Всегда живой - страница 6
В Кельне все спокойно
Марку не спалось, в палатке было душно, он решил прогуляться, подышать воздухом. Дошел до лагерной стены, назвал пароль и был допущен наверх.
Рейн тек беззвучно. О том, что рядом вода, можно было догадаться только по отблескам звезд в эту безлунную ночь да по влажному воздуху, который приносил ветер. Тяжелая черная жидкость легко и быстро скользила вдоль берегов, словно они были смазаны маслом, и создавалось такое впечатление, что река, пользуясь темнотой, пытается незаметно сбежать.
Картина, открывшаяся со стены, успокоила Марка и придала ему уверенности: нечего ждать, когда придет сон, лучше потратить это время с пользой. И он пошел назад с твердым намерением продолжить давно откладываемую главу о восстании легионов, последовавшем сразу после смерти Августа.
Это было четыре года назад. Бунтовали в Паннонии на Дунае, и на Нижнем и Верхнем Рейне. Сам Марк не был свидетелем начала ни того, ни другого непотребства, но волей судьбы оказался участником подавления рейнского восстания. Об этом событии он уже набросал обширные заметки, а вот цельную картину того, что было на Дунае, еще не восстановил. Впрочем, ему везло. В лагере было много солдат из дунайских легионов, подвергшихся чистке.
Он сошелся с двумя словоохотливыми и сообразительными солдатами Авилом и Пефонием, которые поделились с ним тем, что знали и видели сами. И вот как раз на обратном пути Марк натолкнулся на них. Сдав караул, они возвращались в палатку.
Встреча с ними показалась Марку добрым знаком.
– Ну, как вдохновение? – иронично спросил Авил, проявляющий искреннюю заинтересованность в трудах Марка.
– Нагуливаю, – ответил Марк.
– Ну-ну, ну-ну, – одобрил Авил, – почитать только потом дай, на бумаге виднее, может, что переврали, а то неудобно будет, если что не так, да и перед потомками стыдно.

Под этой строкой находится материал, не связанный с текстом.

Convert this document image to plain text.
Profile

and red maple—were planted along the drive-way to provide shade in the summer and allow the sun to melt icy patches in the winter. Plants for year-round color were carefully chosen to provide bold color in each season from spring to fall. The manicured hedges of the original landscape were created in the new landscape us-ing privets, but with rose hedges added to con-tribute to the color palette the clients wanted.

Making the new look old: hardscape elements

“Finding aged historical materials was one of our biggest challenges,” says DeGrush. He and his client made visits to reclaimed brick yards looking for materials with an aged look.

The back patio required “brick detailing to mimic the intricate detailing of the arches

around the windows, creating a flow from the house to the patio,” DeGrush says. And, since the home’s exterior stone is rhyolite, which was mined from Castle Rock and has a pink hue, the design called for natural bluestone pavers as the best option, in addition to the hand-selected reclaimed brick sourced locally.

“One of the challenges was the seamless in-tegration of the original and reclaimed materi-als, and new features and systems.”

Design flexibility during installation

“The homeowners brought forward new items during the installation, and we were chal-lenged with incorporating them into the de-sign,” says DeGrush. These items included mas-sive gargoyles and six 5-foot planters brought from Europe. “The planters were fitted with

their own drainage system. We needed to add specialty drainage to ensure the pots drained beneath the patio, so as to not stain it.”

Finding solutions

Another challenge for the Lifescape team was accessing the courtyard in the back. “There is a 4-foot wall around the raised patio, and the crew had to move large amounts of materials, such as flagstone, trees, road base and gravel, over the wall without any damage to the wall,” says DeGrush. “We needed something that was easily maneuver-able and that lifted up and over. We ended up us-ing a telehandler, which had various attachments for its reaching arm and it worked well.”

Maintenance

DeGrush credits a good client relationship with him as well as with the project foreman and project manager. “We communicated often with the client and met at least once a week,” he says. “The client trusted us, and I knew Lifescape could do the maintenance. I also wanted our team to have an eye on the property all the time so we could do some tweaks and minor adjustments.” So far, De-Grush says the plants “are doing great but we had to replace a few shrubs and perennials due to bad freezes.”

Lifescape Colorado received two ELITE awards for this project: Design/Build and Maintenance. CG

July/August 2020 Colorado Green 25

– Обязательно, – успокоил Марк.
Пефоний, вероятно, будучи не в настроении, лишь пробурчал:
– Потомки-подонки, – и скрылся внутри палатки, за ним последовал и Авил.
Вернувшись к себе, Марк послушал ровное сопение своего заместителя, позавидовал, зажег светильник, достал чистый лист и начал писать.
«В летнем лагере в Паннонии размещались вместе три легиона, находившиеся под командованием Юния Блеза. Узнав о кончине Августа и о переходе власти к Тиберию, он в ознаменование траура освободил воинов от несения обычных обязанностей. Это привело к тому, что воины распустились, начали бунтовать. Был в лагере некий Перценний, в прошлом глава театральных клакеров, затем рядовой воин, бойкий на язык и умевший, благодаря своему театральному опыту, распалять сборища. Людей бесхитростных и любопытствовавших, какой после Августа будет военная служба, он исподволь разжигал в ночных разговорах или, когда день склонялся к закату, собирая вокруг себя, после того как все благоразумные расходились, неустойчивых и недовольных…»
Написав несколько предложений, центурион внезапно почувствовал сильную усталость. Ладно, завтра продолжу, решил он и отправился в постель…
Звук трубы, играющей подъем, вырвал Марка из сна. Он не сразу сообразил, что находится в своей палатке, в пограничном лагере недалеко от Оппидум Убиорум. Из-за ранения в голову, полученного во втором походе Германика, с ним иногда случалось что-то похожее на потерю сознания, происходило это чаще всего в момент пробуждения. Но в первое время практически каждое утро Марк терял связь с реальностью, зависал, словно кто-то на невидимом пульте нажимал на паузу, останавливая кино, и ему долго приходилось ждать, когда начнется воспроизведение, и гадать, с того ли места или же нет. Марка хотели даже комиссовать, но он научился успешно скрывать истинное состояние своего сознания, а может, ему просто везло, и никто не обращал внимания на то, что его реальность прерывалась. Вскоре частота приступов уменьшилась, да и подвернулась подходящая служба. Сейчас приступы случались совсем редко, а реальность далеко не отбегала, хотя ощущение потерянности во времени и пространстве его не оставляло.